Nothing of this code design and structuring strikes me as odd or surprising. I’ve written code like this myself. I also believe if it’s good enough and works, then why the hell not? It’s a matter of experience and it’s only with experience that you clearly see how to improve things. This boils down to the regular learning curve where only training and tutoring and just simply making mistakes and learning from them helps in the long run. That’s how we learn things.

On the other hand, the things like Memory and Resource Management can also be learned but they have a different nature. They can be statistically assessed, they could be calculated and verified automatically. This makes me wonder if there isn’t some kind of automation and information tools that would help developers achieve better results in terms of memory usage and resource management? In the meantime it’s all about raising awareness …

Raising Memory Awareness

Most importantly I think we need to raise more awareness to these issues to cocos2d developers. One step towards that would be for cocos2d to display a “available memory counter” alongside the FPS counter. I used to patch CCDirector to simply display memory instead of FPS since that was always more important to me. Fellow cocos2d developer Joseph sent me his version to display both – I simply didn’t think of the obvious. So if you’d like to see FPS and available memory next to each other I think you can handle the changes to CCDirector outlined here:

Raising awareness to leaking Scenes

In addition I highly, strongly and with utmost reinforcement (without pulling out a gun) recommend to cocos2d developers to frequently check your scene’s dealloc methods. Preferably add a breakpoint there, or at the very least add the logging line: CCLOG(@”dealloc: %@”, self). If you want a more visible but less intrusive method you could do something like flashing the screen or playing a sound whenever the last scene is deallocated, so that you get so used to it that when you’re not seeing or hearing it anymore it immediately raises your attention.

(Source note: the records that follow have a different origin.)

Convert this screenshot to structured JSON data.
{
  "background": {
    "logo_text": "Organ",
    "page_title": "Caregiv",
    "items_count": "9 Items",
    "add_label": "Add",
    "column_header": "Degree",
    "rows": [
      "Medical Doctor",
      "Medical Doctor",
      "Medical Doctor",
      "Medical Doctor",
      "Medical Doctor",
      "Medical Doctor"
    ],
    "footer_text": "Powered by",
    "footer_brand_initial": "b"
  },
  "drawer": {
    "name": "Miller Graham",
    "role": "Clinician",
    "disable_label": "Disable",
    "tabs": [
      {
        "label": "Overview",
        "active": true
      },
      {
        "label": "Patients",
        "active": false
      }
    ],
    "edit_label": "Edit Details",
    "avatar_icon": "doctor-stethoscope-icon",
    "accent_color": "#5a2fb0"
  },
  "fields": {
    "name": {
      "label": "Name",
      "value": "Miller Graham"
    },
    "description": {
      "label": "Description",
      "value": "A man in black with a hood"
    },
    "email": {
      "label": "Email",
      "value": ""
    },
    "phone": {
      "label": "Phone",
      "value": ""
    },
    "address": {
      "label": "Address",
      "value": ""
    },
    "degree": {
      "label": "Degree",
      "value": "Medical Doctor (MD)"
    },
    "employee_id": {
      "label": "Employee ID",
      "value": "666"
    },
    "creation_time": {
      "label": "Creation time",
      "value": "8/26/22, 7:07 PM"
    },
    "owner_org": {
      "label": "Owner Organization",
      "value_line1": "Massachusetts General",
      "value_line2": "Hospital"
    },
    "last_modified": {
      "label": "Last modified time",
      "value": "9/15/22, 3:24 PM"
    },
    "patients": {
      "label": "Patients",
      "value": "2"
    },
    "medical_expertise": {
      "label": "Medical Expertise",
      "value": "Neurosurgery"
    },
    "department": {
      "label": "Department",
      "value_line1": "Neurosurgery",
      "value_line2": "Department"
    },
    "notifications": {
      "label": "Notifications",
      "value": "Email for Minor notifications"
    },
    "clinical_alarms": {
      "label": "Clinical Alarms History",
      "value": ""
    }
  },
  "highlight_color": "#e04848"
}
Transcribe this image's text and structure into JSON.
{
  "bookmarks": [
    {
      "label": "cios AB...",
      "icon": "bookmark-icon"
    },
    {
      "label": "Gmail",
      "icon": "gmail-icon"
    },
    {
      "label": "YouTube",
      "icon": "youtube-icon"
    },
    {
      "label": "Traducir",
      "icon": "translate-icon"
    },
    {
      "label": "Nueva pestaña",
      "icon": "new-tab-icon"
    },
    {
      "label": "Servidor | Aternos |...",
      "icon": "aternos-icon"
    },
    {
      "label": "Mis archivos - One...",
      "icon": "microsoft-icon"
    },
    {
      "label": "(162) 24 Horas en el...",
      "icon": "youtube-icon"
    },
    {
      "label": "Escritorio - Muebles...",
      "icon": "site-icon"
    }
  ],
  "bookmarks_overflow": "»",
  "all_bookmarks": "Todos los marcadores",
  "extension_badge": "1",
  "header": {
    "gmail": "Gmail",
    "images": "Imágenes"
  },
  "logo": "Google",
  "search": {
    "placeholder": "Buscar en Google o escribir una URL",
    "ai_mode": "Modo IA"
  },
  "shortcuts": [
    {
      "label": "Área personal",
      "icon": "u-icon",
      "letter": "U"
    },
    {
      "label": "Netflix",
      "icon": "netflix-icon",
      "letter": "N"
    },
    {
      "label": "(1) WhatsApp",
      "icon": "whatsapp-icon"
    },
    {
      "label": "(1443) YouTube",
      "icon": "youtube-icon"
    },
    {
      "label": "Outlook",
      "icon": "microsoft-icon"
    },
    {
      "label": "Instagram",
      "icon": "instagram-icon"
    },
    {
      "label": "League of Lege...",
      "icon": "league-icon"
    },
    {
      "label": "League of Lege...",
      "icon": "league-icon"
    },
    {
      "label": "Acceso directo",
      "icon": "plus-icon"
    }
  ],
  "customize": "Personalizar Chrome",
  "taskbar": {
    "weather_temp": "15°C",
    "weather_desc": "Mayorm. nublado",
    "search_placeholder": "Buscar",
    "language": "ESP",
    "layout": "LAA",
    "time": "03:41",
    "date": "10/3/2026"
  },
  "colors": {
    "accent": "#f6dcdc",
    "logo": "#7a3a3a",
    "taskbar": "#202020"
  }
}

If at any time during the development of your project the dealloc method of a scene isn’t called when you change scenes, you’re leaking memory. Leaking the whole scene is a memory leak of the worst kind. You want to catch that early while you can still retrace your steps that might have caused the problem. Once you get to using hundreds of assets and thousands of lines of code and then realize the scene isn’t deallocated, you’ll be in for a fun ride trying to figure out where that’s coming from. In that case, removing nodes by uncommenting them until you can close in on the culprit is probably the best strategy, next to using Instruments (which I haven’t found too helpful in those cases).

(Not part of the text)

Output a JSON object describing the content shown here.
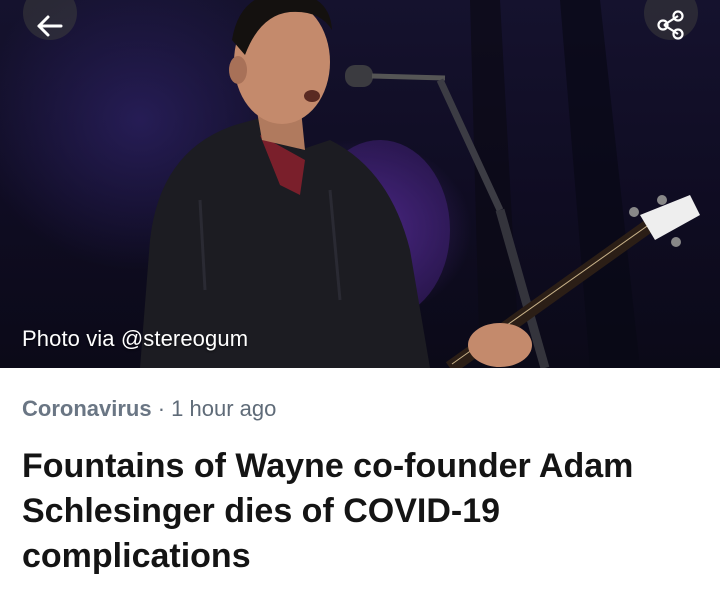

I ran into such a problem once because I was passing the CCScene object to subclasses so that they have access to the scene’s methods. The subclass retained the scene and was itself derived from CCNode and added to the CCScene as child. The problem with that: during cleanup of the scene it correctly removed all child nodes but some of the child nodes still retained the scene. Because of that their dealloc method was never called, and in turn the scene was never deallocated.